The widening loss is due to growing sales, general and administration costs that climbed around $14 million. In addition $7.8 million of non-cash amortisation costs dragged the bottom line lower.
The cost blowout was to an extent offset by revenue growth of 45% to $77.6 million, however, it appears the market was expecting a better bottom line.
The good news is that almost every core operating metric for Nearmap continues to track in the right direction to suggest this is still a business that could grow profits strongly into the future.
In particular its annualised contract value (ACV) grew by $24 million or 36% to $90.2 million, with global subscriptions up a slightly disappointing 11% to 9,800.
Average revenue per user was up 23% to $9,208 pa, while churn fell to 5.3% compared to 7.5% in the prior year.
If ACV, average revenue per user (ARPU) and gross profit margins keep growing on the back of rising US sales while churn falls it is likely to boast profitability into the future.
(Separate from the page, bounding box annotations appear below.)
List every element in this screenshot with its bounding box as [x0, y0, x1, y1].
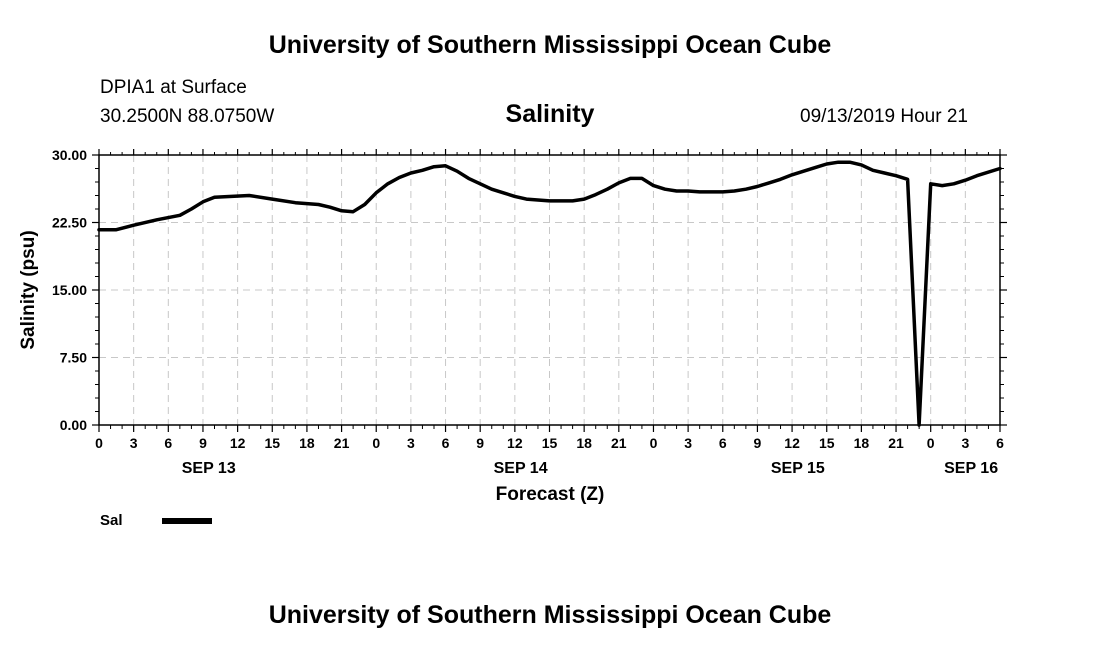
day-label: SEP 13 [182, 460, 236, 477]
y-axis-label: Salinity (psu) [18, 230, 39, 349]
x-tick-label: 0 [372, 435, 380, 451]
x-tick-label: 12 [784, 435, 800, 451]
x-tick-label: 21 [888, 435, 904, 451]
x-tick-label: 3 [684, 435, 692, 451]
x-tick-label: 18 [854, 435, 870, 451]
x-tick-label: 3 [130, 435, 138, 451]
station-label: DPIA1 at Surface [100, 77, 247, 98]
x-tick-label: 12 [230, 435, 246, 451]
x-tick-label: 21 [611, 435, 627, 451]
x-tick-label: 0 [927, 435, 935, 451]
series-line-sal [97, 160, 1002, 427]
grid-lines [99, 155, 1000, 425]
x-tick-label: 9 [199, 435, 207, 451]
y-tick-label: 0.00 [60, 417, 87, 433]
y-tick-label: 15.00 [52, 282, 87, 298]
station-coordinates: 30.2500N 88.0750W [100, 106, 275, 127]
y-tick-label: 30.00 [52, 147, 87, 163]
page-title-top: University of Southern Mississippi Ocean… [268, 31, 832, 59]
page-title-bottom: University of Southern Mississippi Ocean… [268, 601, 832, 629]
x-tick-label: 12 [507, 435, 523, 451]
x-tick-label: 6 [719, 435, 727, 451]
x-tick-label: 21 [334, 435, 350, 451]
day-label: SEP 15 [771, 460, 825, 477]
day-label: SEP 14 [494, 460, 548, 477]
series-lines [97, 160, 1002, 427]
x-tick-label: 18 [576, 435, 592, 451]
legend: Sal [100, 512, 212, 529]
day-label: SEP 16 [944, 460, 998, 477]
tick-marks [92, 149, 1007, 432]
legend-label: Sal [100, 512, 123, 529]
x-tick-label: 9 [476, 435, 484, 451]
chart-title: Salinity [505, 100, 595, 128]
y-tick-label: 7.50 [60, 350, 87, 366]
y-tick-label: 22.50 [52, 215, 87, 231]
x-axis-label: Forecast (Z) [496, 484, 605, 505]
x-tick-label: 6 [164, 435, 172, 451]
x-tick-label: 18 [299, 435, 315, 451]
x-tick-label: 15 [542, 435, 558, 451]
x-tick-label: 6 [996, 435, 1004, 451]
tick-labels: 0 3 6 9 12 15 18 21 0 3 6 9 12 15 18 21 0 3 6 9 12 15 18 21 0 3 6 0… [52, 147, 1004, 477]
x-tick-label: 0 [650, 435, 658, 451]
forecast-datetime: 09/13/2019 Hour 21 [800, 106, 968, 127]
x-tick-label: 15 [264, 435, 280, 451]
x-tick-label: 0 [95, 435, 103, 451]
x-tick-label: 3 [961, 435, 969, 451]
x-tick-label: 3 [407, 435, 415, 451]
x-tick-label: 6 [442, 435, 450, 451]
x-tick-label: 15 [819, 435, 835, 451]
x-tick-label: 9 [754, 435, 762, 451]
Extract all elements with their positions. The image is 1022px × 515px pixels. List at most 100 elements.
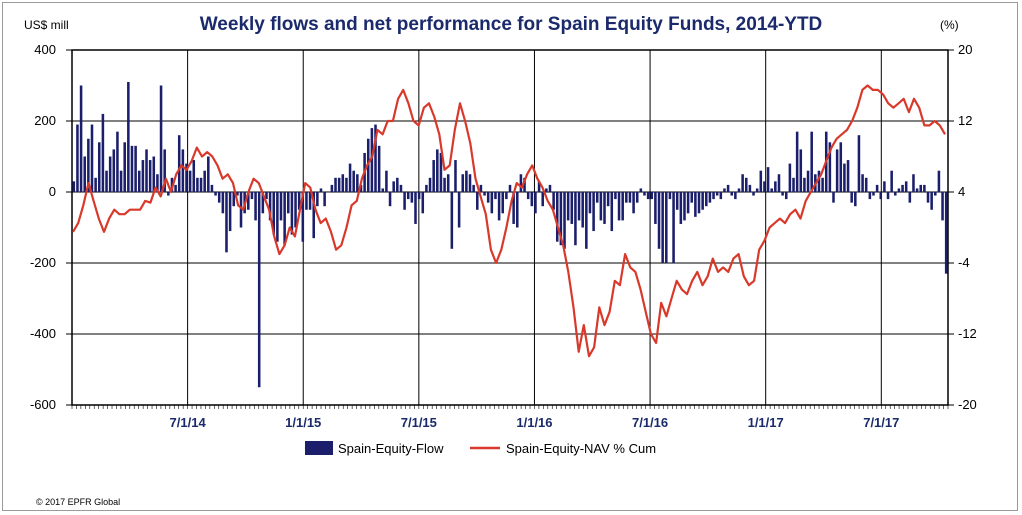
left-tick-label: 400: [34, 42, 56, 57]
right-tick-label: -20: [958, 397, 977, 412]
flow-bar: [890, 170, 893, 192]
flow-bar: [646, 192, 650, 200]
left-tick-label: 0: [49, 184, 56, 199]
flow-bar: [563, 192, 566, 249]
flow-bar: [174, 184, 177, 192]
flow-bar: [127, 81, 130, 192]
flow-bar: [134, 145, 137, 192]
flow-bar: [534, 192, 537, 214]
flow-bar: [843, 163, 846, 192]
flow-bar: [665, 192, 668, 263]
flow-bar: [207, 156, 210, 192]
flow-bar: [505, 192, 508, 200]
flow-bar: [937, 170, 941, 192]
flow-bar: [599, 192, 603, 221]
copyright: © 2017 EPFR Global: [36, 497, 121, 507]
flow-bar: [643, 192, 646, 196]
flow-bar: [508, 184, 512, 192]
flow-bar: [886, 192, 890, 200]
flow-bar: [225, 192, 228, 253]
flow-bar: [316, 192, 319, 207]
flow-bar: [697, 192, 701, 214]
flow-bar: [337, 177, 341, 192]
flow-bar: [181, 149, 185, 192]
flow-bar: [574, 192, 577, 246]
flow-bar: [755, 188, 759, 192]
flow-bar: [210, 184, 214, 192]
flow-bar: [497, 192, 501, 221]
flow-bar: [806, 170, 810, 192]
flow-bar: [167, 192, 170, 196]
flow-bar: [261, 192, 265, 214]
flow-bar: [610, 192, 614, 232]
flow-bar: [308, 192, 312, 210]
left-axis-unit: US$ mill: [24, 18, 69, 32]
flow-bar: [116, 131, 119, 192]
flow-bar: [476, 192, 479, 210]
flow-bar: [668, 192, 672, 200]
flow-bar: [439, 152, 443, 192]
flow-bar: [715, 192, 719, 196]
flow-bar: [679, 192, 683, 224]
flow-bar: [217, 192, 221, 203]
flow-bar: [570, 192, 574, 224]
flow-bar: [130, 145, 134, 192]
flow-bar: [566, 192, 570, 221]
flow-bar: [272, 192, 276, 235]
flow-bar: [326, 192, 330, 193]
flow-bar: [872, 192, 875, 196]
flow-bar: [79, 85, 83, 192]
flow-bar: [254, 192, 257, 221]
flow-bar: [883, 181, 886, 192]
flow-bar: [912, 174, 915, 192]
flow-bar: [90, 124, 94, 192]
flow-bar: [425, 184, 428, 192]
flow-bar: [214, 192, 217, 196]
flow-bar: [795, 131, 799, 192]
flow-bar: [501, 192, 505, 214]
nav-line: [72, 84, 946, 358]
flow-bar: [901, 184, 904, 192]
flow-bar: [923, 184, 926, 192]
flow-bar: [232, 192, 236, 207]
flow-bar: [203, 170, 206, 192]
flow-bar: [897, 188, 901, 192]
flow-bar: [530, 192, 534, 207]
flow-bar: [588, 192, 592, 214]
flow-bar: [399, 184, 403, 192]
flow-bar: [930, 192, 933, 210]
flow-bar: [875, 184, 879, 192]
flow-bar: [356, 174, 359, 192]
flow-bar: [868, 192, 872, 200]
flow-bar: [632, 192, 635, 214]
left-tick-label: -400: [30, 326, 56, 341]
flow-bar: [101, 113, 105, 192]
flow-bar: [864, 177, 868, 192]
flow-bar: [334, 177, 337, 192]
flow-bar: [835, 149, 839, 192]
flow-bar: [446, 174, 450, 192]
flow-bar: [468, 174, 472, 192]
flow-bar: [410, 192, 414, 203]
flow-bar: [388, 192, 392, 207]
flow-bar: [846, 160, 850, 192]
flow-bar: [479, 184, 483, 192]
flow-bar: [719, 192, 723, 200]
flow-bar: [512, 192, 515, 224]
flow-bar: [345, 177, 348, 192]
flow-bar: [650, 192, 654, 200]
x-tick-label: 7/1/16: [632, 415, 668, 430]
flow-bar: [156, 174, 159, 192]
flow-bar: [592, 192, 595, 232]
flow-bar: [832, 192, 835, 203]
flow-bar: [472, 184, 475, 192]
right-tick-label: 4: [958, 184, 965, 199]
flow-bar: [370, 128, 374, 192]
flow-bar: [741, 174, 744, 192]
flow-bar: [537, 181, 541, 192]
flow-bar: [72, 181, 76, 192]
flow-bar: [617, 192, 621, 221]
flow-bar: [123, 142, 126, 192]
flow-bar: [639, 188, 643, 192]
flow-bar: [406, 192, 410, 200]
Importantly, the maturer ANZ business posted net cash inflows of $35.2 million over FY 2019 and its profitability can now self-fund the US group's growth and other corporate operating costs if necessary. The group already has a strong balance sheet with $75.9 million cash on hand to leave it well positioned. This is shown in the cash flow chart below.
Source: Nearmap presentation, August 21.
The US business grew ACV 76% to US$22.7 million in FY 2019 and this now represents 36% of the group's ACV portfolio.
The US is also a far larger market than Australia so it makes sense for the group to invest heavily for growth over the short term. Australian ACV grew 19% to $A57.9 million in a decent result as it continues its strong growth trajectory.
The group is also seeing plenty of up-selling to existing customers and rising ARPU as it has invested heavily in new 3D oblique mapping, artificial intelligence, and other data analytic solutions that bring more value to customers.
This helps widen Nearmap's moat and boost its long-term profit growth potential if it has really big ambitions.
The group has mapped 64% of the Canadian population, but provided no sales update, or guidance for FY 2020 in a move that has also disappointed investors.
Overall though the outlook seems positive for the business.